BALA CYNWYD, Pa., Sept. 30, 2014 /PRNewswire/ -- Law office of Brodsky & Smith, LLC announces that it is investigating potential claims against the Board of Directors of Move, Inc. ("Move" or the "Company") (MOVE) relating to the proposed acquisition by News Corporation ("News Corp").

Click here to learn more about the investigation, or call: 877-534-2590. There is no cost or obligation to you.

Under the terms of the transaction, Move shareholders will receive only $21.00 in cash for each share of Move common stock they own.  The investigation concerns possible breaches of fiduciary duty and other violations of state law by the Board of Directors of Move for not acting in the Company's shareholders' best interests in connection with the sale process. The transaction may undervalue the Move as the Company is an online real estate platform whose sites include and is positioned to successful compete with Zillow. In addition, an analyst price target for Move stock of $23.00 per share.  

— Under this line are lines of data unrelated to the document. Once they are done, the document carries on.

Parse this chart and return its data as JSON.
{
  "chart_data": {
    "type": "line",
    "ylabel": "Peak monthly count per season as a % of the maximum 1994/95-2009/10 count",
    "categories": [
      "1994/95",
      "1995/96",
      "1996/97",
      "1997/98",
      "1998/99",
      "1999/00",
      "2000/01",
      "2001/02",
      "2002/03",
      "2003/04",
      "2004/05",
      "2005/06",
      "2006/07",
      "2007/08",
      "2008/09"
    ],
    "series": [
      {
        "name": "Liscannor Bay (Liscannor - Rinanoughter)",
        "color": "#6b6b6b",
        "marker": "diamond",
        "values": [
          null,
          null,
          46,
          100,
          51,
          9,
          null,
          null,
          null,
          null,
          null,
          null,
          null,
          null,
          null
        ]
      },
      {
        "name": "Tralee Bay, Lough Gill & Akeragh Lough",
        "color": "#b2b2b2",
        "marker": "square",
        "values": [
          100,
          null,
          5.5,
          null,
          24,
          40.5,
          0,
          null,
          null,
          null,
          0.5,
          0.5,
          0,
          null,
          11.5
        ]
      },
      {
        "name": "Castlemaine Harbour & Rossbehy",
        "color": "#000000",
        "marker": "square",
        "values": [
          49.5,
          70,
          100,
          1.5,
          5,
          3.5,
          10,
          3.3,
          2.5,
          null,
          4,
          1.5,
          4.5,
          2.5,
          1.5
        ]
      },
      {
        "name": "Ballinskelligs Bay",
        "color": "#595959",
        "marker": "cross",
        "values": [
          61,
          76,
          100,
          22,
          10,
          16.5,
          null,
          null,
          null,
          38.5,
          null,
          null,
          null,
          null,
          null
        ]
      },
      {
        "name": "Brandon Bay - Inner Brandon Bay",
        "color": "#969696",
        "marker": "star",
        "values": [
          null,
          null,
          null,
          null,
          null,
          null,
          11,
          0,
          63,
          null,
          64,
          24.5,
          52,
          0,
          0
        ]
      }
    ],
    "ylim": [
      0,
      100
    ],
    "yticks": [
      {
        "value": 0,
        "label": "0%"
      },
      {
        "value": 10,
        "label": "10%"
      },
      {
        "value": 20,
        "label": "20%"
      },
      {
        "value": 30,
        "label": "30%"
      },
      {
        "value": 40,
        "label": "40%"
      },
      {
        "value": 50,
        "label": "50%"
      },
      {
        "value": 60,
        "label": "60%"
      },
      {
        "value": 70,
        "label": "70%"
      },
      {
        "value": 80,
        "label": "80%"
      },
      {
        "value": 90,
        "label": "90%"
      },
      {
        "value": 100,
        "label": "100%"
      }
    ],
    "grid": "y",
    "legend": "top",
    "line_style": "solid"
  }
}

If you own shares of Move common stock and wish to discuss the legal ramifications of the investigation, or have any questions, you may e-mail or call the law office of Brodsky & Smith, LLC who will, without obligation or cost to you, attempt to answer your questions. You may contact Jason L. Brodsky, Esquire or Evan J. Smith, Esquire at Brodsky & Smith, LLC, Two Bala Plaza, Suite 602, Bala Cynwyd, PA 19004, by e-mail at [email protected], by visiting, or calling toll free 877-LEGAL-90.

Brodsky & Smith, LLC is a litigation law firm with extensive expertise representing shareholders throughout the nation in securities and case action lawsuits. The attorneys at Brodsky & Smith have been appointed by numerous courts throughout the country to serve as lead counsel in class actions and successfully recovered millions of dollars for our clients and shareholders. Attorney advertising. Prior results do not guarantee a similar outcome.

Originally posted by @Stephen McKee:

The real question is, who's next and who will own the monopoly when it's over?

Fantastic post Stephen.  The answer to your above question: Google.